Enseignement, école, fac

  Je traiterai aujourd’hui deux autres sujets qui ont une certaine parenté :
                   - Faut-il démontrer pour savoir ? (S)
                  - Pouvons-nous toujours justifier nos croyances ? (Tech)


    Comme dans toute proposition de réflexion sur un sujet le vocabulaire est important et il ne faut pas qu’il y ait confusion ou malentendu.
    Le savoir c’est une connaissance, mais qui est supposée être exacte, enfin, en principe et à un instant donné. Elle est censée avoir un minimum de preuves. C’est en principe une connaissance rationnelle.
    La croyance, c’est une opinion à laquelle nous adhérons, un jugement subjectif auquel nous croyons. Nous pouvons faire preuve de crédulité et croire des choses peu vraisemblables, avoir des croyances à priori : des préjugés.

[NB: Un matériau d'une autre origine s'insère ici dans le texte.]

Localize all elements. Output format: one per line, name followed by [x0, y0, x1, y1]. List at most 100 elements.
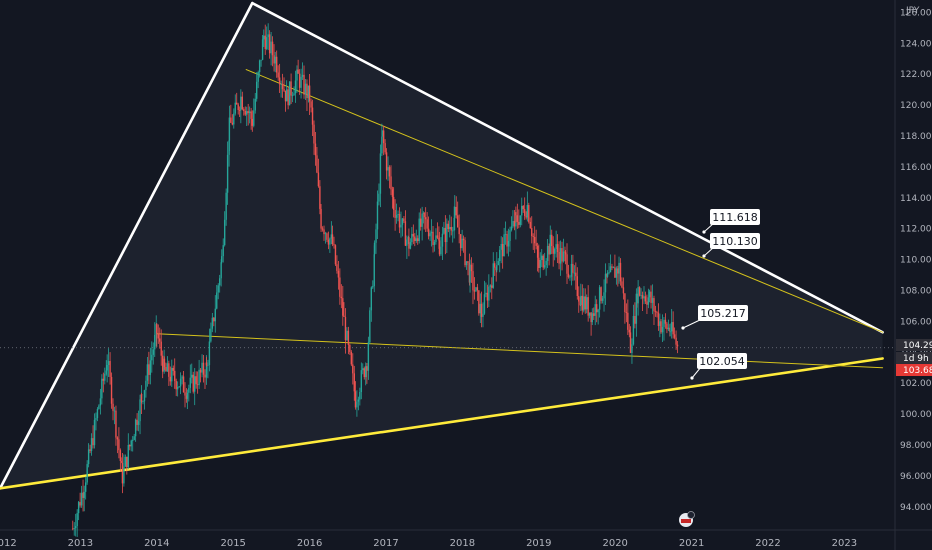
- candle-body: [647, 297, 650, 305]
- candle-body: [624, 293, 626, 313]
- candle-body: [456, 215, 459, 228]
- price-callout[interactable]: 105.217: [681, 305, 748, 330]
- candle-body: [663, 319, 665, 327]
- candle-body: [558, 252, 560, 264]
- candle-body: [513, 220, 516, 227]
- callout-label: 111.618: [712, 211, 758, 224]
- candle-body: [659, 321, 661, 326]
- x-axis[interactable]: 2012 2013 2014 2015 2016 2017 2018 2019 2020 2021…: [0, 538, 857, 549]
- candle-body: [491, 285, 493, 288]
- candle-body: [521, 205, 523, 216]
- candle-body: [160, 341, 162, 356]
- trend-line[interactable]: [0, 357, 884, 490]
- candle-body: [198, 369, 200, 386]
- candle-body: [518, 221, 520, 225]
- candle-body: [330, 234, 333, 239]
- badge-label: 104.296: [903, 341, 932, 351]
- candle-body: [217, 285, 219, 293]
- trend-line[interactable]: [0, 1, 254, 490]
- candle-body: [284, 90, 287, 102]
- candle-body: [536, 245, 539, 258]
- x-tick-label: 2015: [220, 538, 245, 549]
- candle-body: [594, 304, 596, 316]
- candle-body: [398, 214, 401, 228]
- candle-body: [113, 410, 116, 412]
- price-callout[interactable]: 111.618: [702, 209, 760, 234]
- candle-body: [321, 228, 324, 230]
- candle-body: [143, 390, 146, 402]
- candle-body: [541, 255, 543, 260]
- candle-body: [378, 193, 380, 202]
- candle-body: [546, 245, 549, 261]
- y-tick-label: 118.000: [900, 132, 932, 142]
- trend-line[interactable]: [156, 333, 884, 369]
- candle-body: [670, 322, 673, 332]
- candle-body: [373, 254, 375, 287]
- candle-body: [225, 192, 227, 220]
- callout-anchor: [690, 376, 694, 380]
- candle-body: [573, 272, 576, 274]
- candle-body: [109, 361, 111, 377]
- candle-body: [260, 59, 262, 61]
- candle-body: [641, 295, 644, 299]
- candle-body: [175, 380, 177, 390]
- candle-body: [263, 35, 265, 40]
- price-callouts[interactable]: 111.618 110.130 105.217 102.054: [681, 209, 760, 380]
- candle-body: [438, 237, 440, 241]
- candle-body: [628, 329, 631, 333]
- candle-body: [400, 224, 402, 228]
- candle-body: [176, 386, 179, 390]
- trend-line[interactable]: [251, 1, 884, 334]
- candle-body: [584, 296, 586, 310]
- candle-body: [118, 439, 120, 451]
- candle-body: [567, 273, 570, 278]
- y-tick-label: 116.000: [900, 163, 932, 173]
- y-tick-label: 120.000: [900, 101, 932, 111]
- event-icon[interactable]: [679, 511, 695, 528]
- candle-body: [366, 366, 368, 371]
- candle-body: [606, 272, 609, 277]
- candle-body: [163, 358, 166, 368]
- candle-body: [216, 292, 218, 309]
- candle-body: [423, 212, 425, 218]
- candle-body: [73, 528, 75, 530]
- candles: [72, 23, 679, 537]
- candle-body: [339, 277, 341, 297]
- trend-line[interactable]: [245, 69, 884, 333]
- candle-body: [137, 421, 140, 425]
- candle-body: [553, 248, 556, 254]
- candle-body: [401, 218, 404, 225]
- candle-body: [373, 242, 376, 255]
- candle-body: [629, 332, 632, 353]
- candle-body: [347, 330, 350, 345]
- candle-body: [234, 102, 236, 114]
- candle-body: [154, 334, 156, 350]
- candle-body: [178, 386, 180, 388]
- candle-body: [533, 236, 536, 244]
- candle-body: [590, 312, 592, 323]
- candle-body: [241, 96, 244, 110]
- candle-body: [210, 328, 212, 342]
- candle-body: [93, 419, 96, 446]
- candle-body: [149, 360, 152, 375]
- candle-body: [486, 292, 489, 301]
- candle-body: [612, 267, 615, 269]
- trend-lines[interactable]: [0, 1, 895, 490]
- candle-body: [273, 55, 275, 64]
- candle-body: [501, 243, 504, 257]
- price-callout[interactable]: 110.130: [702, 233, 760, 258]
- candle-body: [156, 324, 158, 334]
- price-callout[interactable]: 102.054: [690, 353, 747, 380]
- candle-body: [646, 301, 648, 305]
- candle-body: [564, 252, 567, 255]
- candle-body: [627, 312, 629, 330]
- candle-body: [202, 362, 205, 375]
- candle-body: [506, 234, 508, 247]
- candle-body: [643, 296, 645, 299]
- candle-body: [469, 264, 471, 283]
- candle-body: [161, 355, 164, 372]
- y-tick-label: 94.000: [900, 503, 932, 513]
- candle-body: [509, 230, 511, 241]
- candle-body: [362, 368, 364, 371]
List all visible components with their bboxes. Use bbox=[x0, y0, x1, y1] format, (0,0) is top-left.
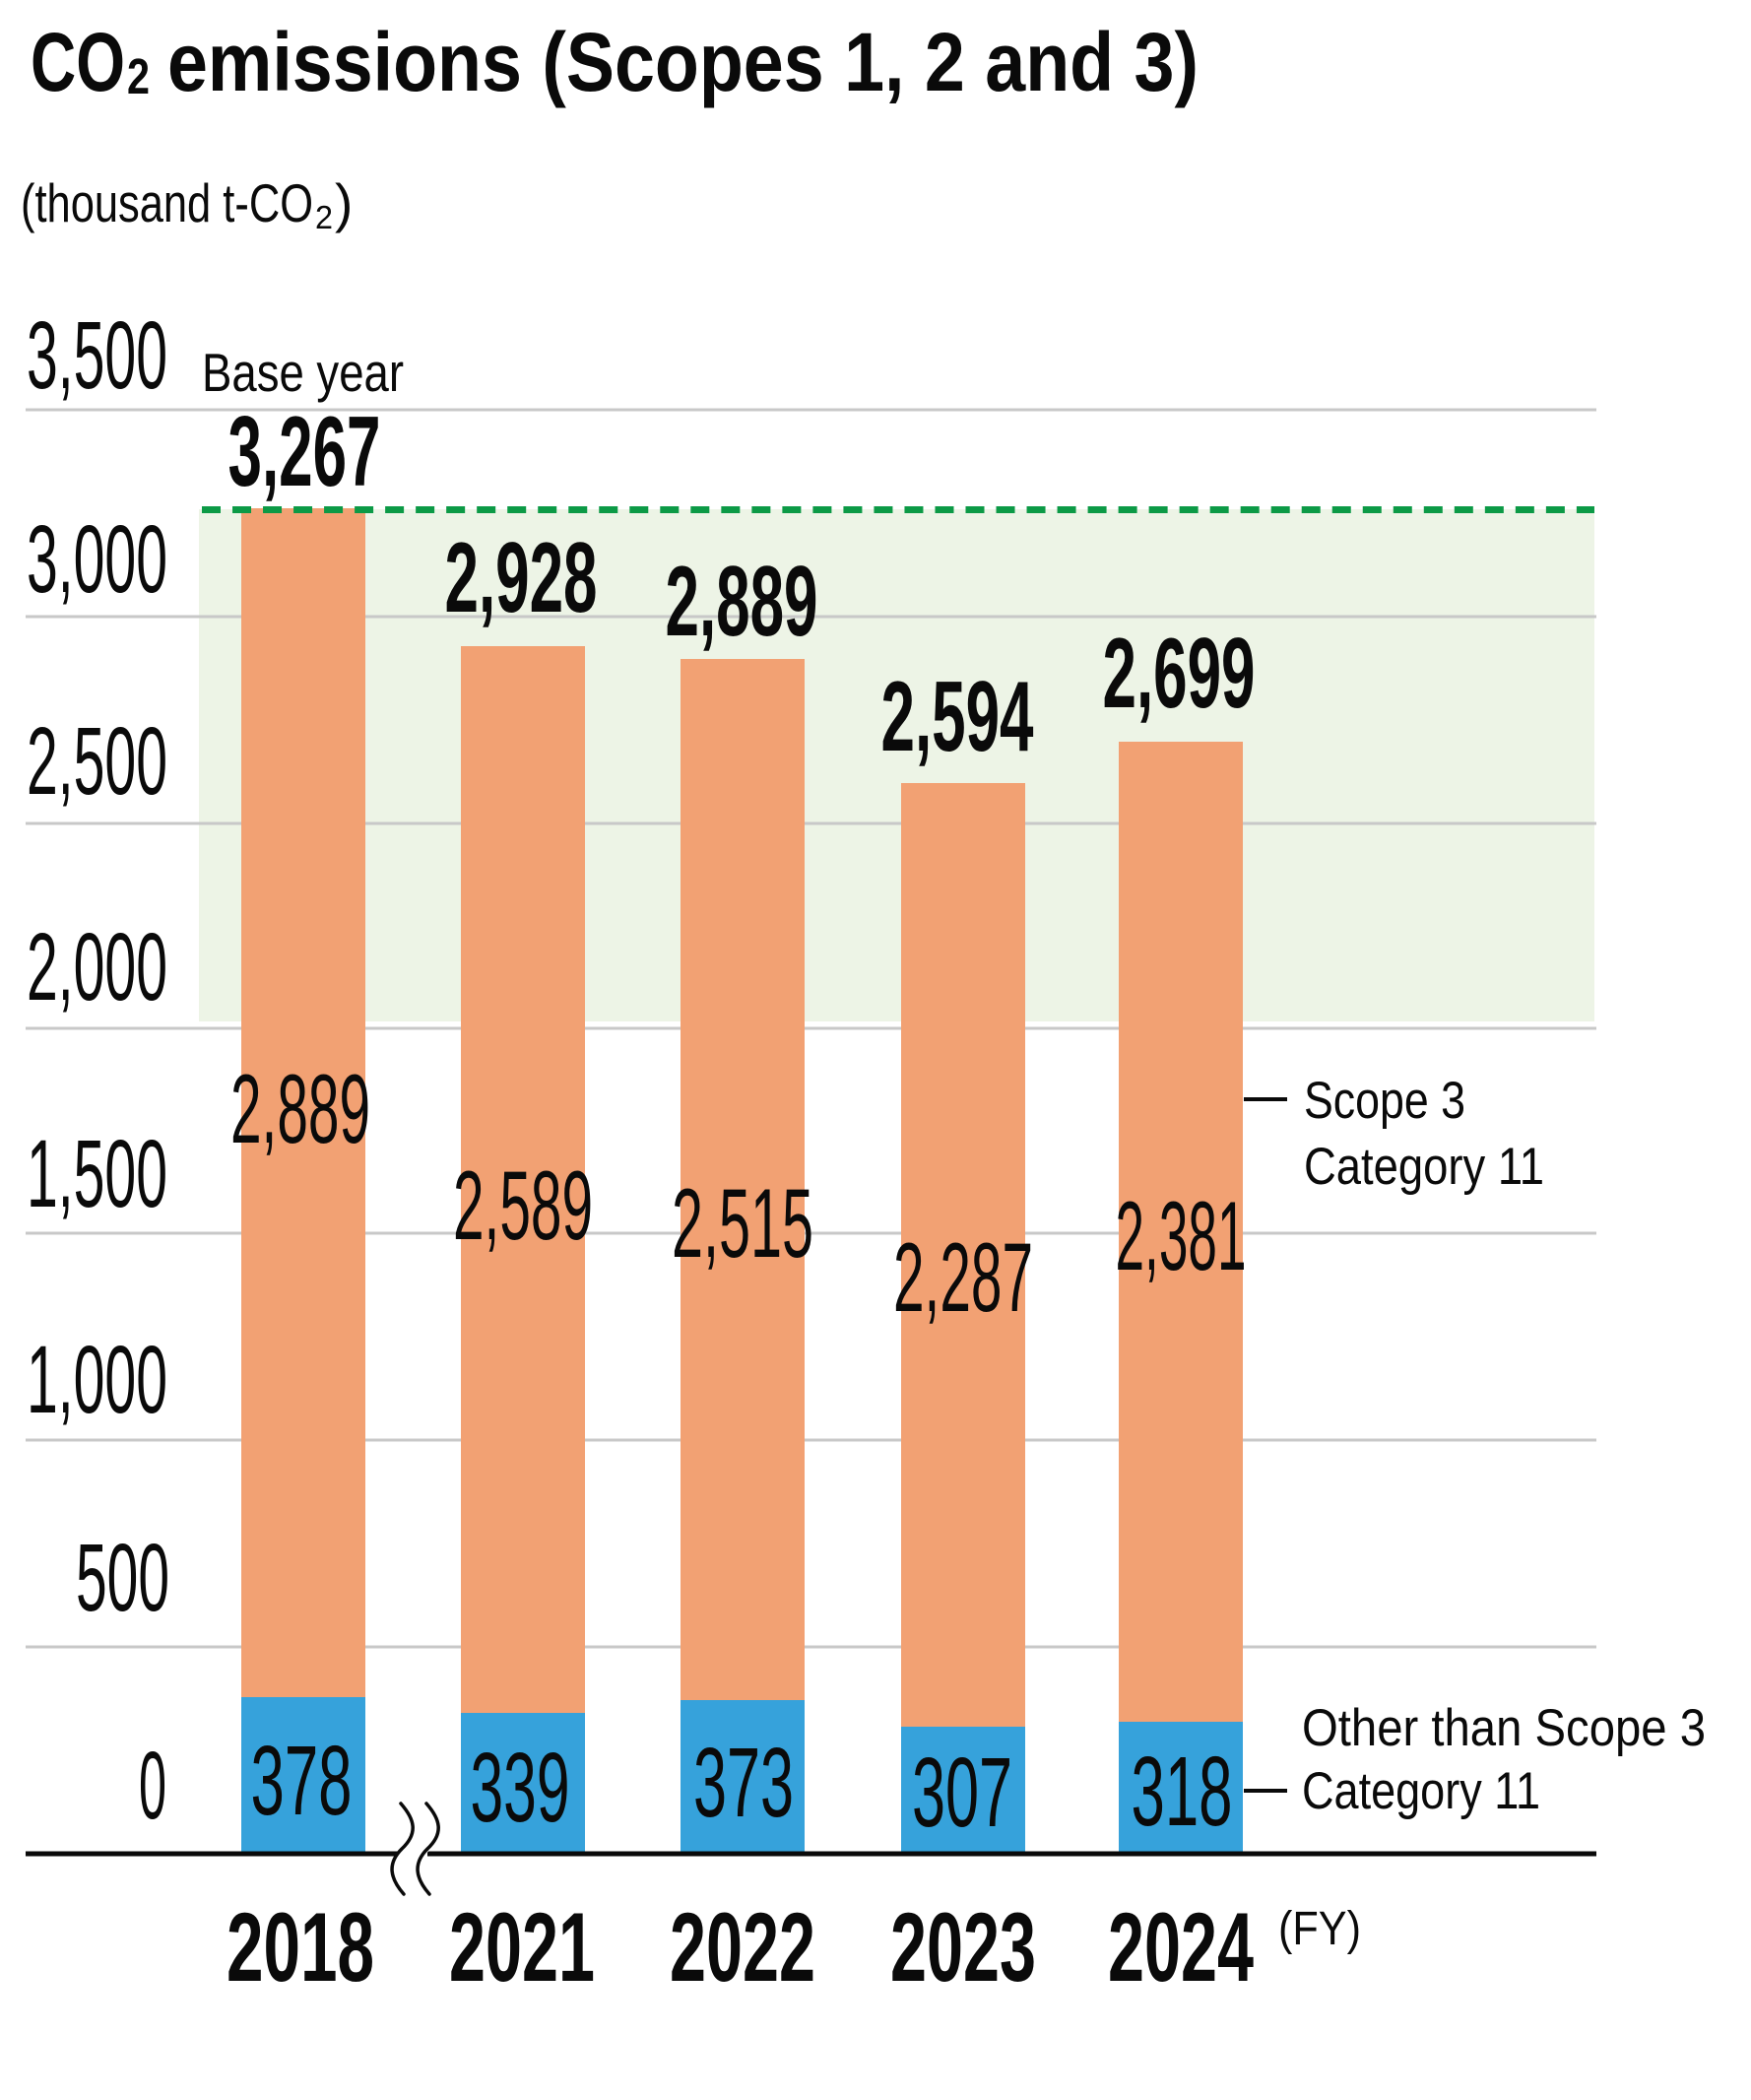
svg-text:2022: 2022 bbox=[670, 1892, 815, 2002]
svg-text:2,500: 2,500 bbox=[27, 707, 167, 815]
svg-text:307: 307 bbox=[912, 1738, 1012, 1848]
svg-text:2024: 2024 bbox=[1108, 1892, 1254, 2002]
svg-text:2,515: 2,515 bbox=[672, 1168, 813, 1278]
svg-text:3,000: 3,000 bbox=[27, 505, 167, 613]
svg-text:3,267: 3,267 bbox=[228, 397, 381, 507]
svg-text:Other than Scope 3: Other than Scope 3 bbox=[1302, 1699, 1706, 1757]
svg-text:2: 2 bbox=[127, 48, 150, 104]
svg-text:CO: CO bbox=[31, 16, 125, 108]
svg-text:378: 378 bbox=[251, 1726, 353, 1836]
svg-text:2,928: 2,928 bbox=[445, 523, 598, 633]
svg-text:2,000: 2,000 bbox=[27, 913, 167, 1020]
svg-text:2,699: 2,699 bbox=[1103, 619, 1256, 729]
svg-text:2,381: 2,381 bbox=[1116, 1181, 1247, 1290]
svg-text:3,500: 3,500 bbox=[27, 301, 167, 409]
svg-text:318: 318 bbox=[1132, 1737, 1233, 1847]
svg-text:Scope 3: Scope 3 bbox=[1304, 1072, 1465, 1130]
svg-text:(thousand t-CO: (thousand t-CO bbox=[21, 172, 313, 233]
svg-text:2018: 2018 bbox=[227, 1892, 374, 2002]
svg-text:1,000: 1,000 bbox=[27, 1326, 167, 1433]
svg-text:): ) bbox=[335, 172, 353, 233]
svg-text:emissions (Scopes 1, 2 and 3): emissions (Scopes 1, 2 and 3) bbox=[167, 16, 1199, 108]
svg-text:0: 0 bbox=[139, 1732, 166, 1839]
svg-text:2,889: 2,889 bbox=[666, 547, 818, 657]
svg-text:2021: 2021 bbox=[449, 1892, 595, 2002]
svg-text:2,594: 2,594 bbox=[881, 662, 1034, 772]
svg-text:2,287: 2,287 bbox=[893, 1222, 1033, 1332]
svg-text:500: 500 bbox=[76, 1524, 169, 1631]
svg-text:Category 11: Category 11 bbox=[1302, 1762, 1540, 1820]
svg-text:2023: 2023 bbox=[890, 1892, 1036, 2002]
svg-text:Base year: Base year bbox=[202, 342, 404, 403]
svg-text:1,500: 1,500 bbox=[27, 1120, 167, 1227]
svg-text:339: 339 bbox=[471, 1733, 570, 1843]
svg-text:2,589: 2,589 bbox=[453, 1150, 593, 1260]
svg-text:Category 11: Category 11 bbox=[1304, 1138, 1544, 1196]
svg-text:(FY): (FY) bbox=[1278, 1903, 1361, 1955]
svg-text:2,889: 2,889 bbox=[230, 1054, 370, 1163]
svg-text:373: 373 bbox=[693, 1728, 794, 1838]
svg-text:2: 2 bbox=[315, 199, 333, 235]
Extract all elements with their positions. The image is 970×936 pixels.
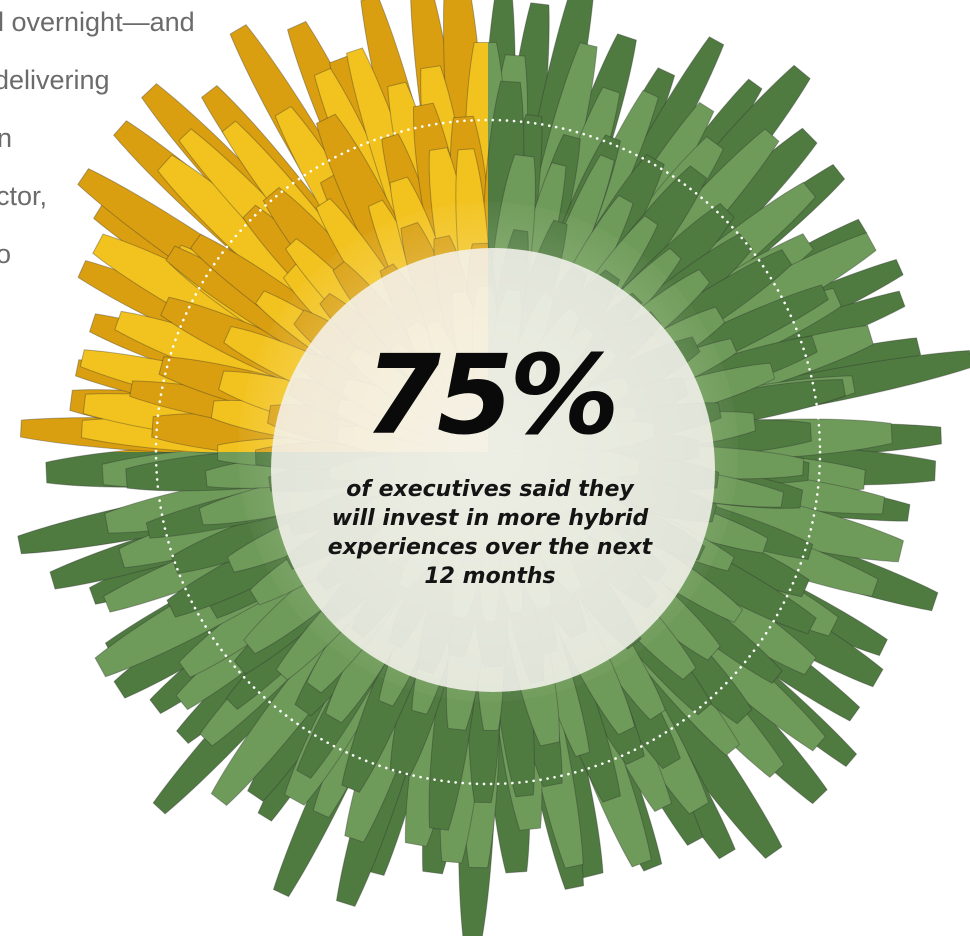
- stat-caption: of executives said they will invest in m…: [290, 475, 690, 591]
- body-text-line: o: [0, 239, 12, 269]
- stat-caption-line: will invest in more hybrid: [331, 506, 649, 531]
- body-text-line: n: [0, 123, 13, 153]
- body-text-line: delivering: [0, 65, 110, 95]
- body-text: l overnight—and delivering n ctor, o: [0, 0, 300, 280]
- center-disc: [271, 248, 715, 692]
- stat-caption-line: 12 months: [424, 564, 556, 589]
- body-text-line: ctor,: [0, 181, 48, 211]
- dotted-ring: [154, 118, 822, 786]
- stat-callout: 75% of executives said they will invest …: [270, 245, 710, 685]
- body-text-line: l overnight—and: [0, 7, 195, 37]
- stat-value: 75%: [364, 331, 619, 459]
- stat-caption-line: of executives said they: [346, 477, 634, 502]
- stat-caption-line: experiences over the next: [327, 535, 653, 560]
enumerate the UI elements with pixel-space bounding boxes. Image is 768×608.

Nous pouvons aussi avoir des croyances profondes, sans que nous puissions en démontrer la véracité : nous avons la foi en quelque chose.
    Cela dit, les statistiques et les probabilités nous apprennent qu’il y a des situations intermédiaires entre savoir et croyance, qui sont des phénomènes ayant une forte probabilité (pas forcément en physique : la forte probabilité de réussir au bac poour un élève ayant eu de bonnes notes toute l’année).

http://lancien.cowblog.fr/images/Psycho/confrence3knowledgemanagementinnovationbyeunikamercierlaurent36638-copie-1.jpg
    Evidemment une démonstration, si elle est exacte amène à une connaissance qui est certaine.
    Le problème est inverse : une connaissance sensée être exacte est elle démontrable.?
    C’est le problème bien connu de l’exactitude des sciences.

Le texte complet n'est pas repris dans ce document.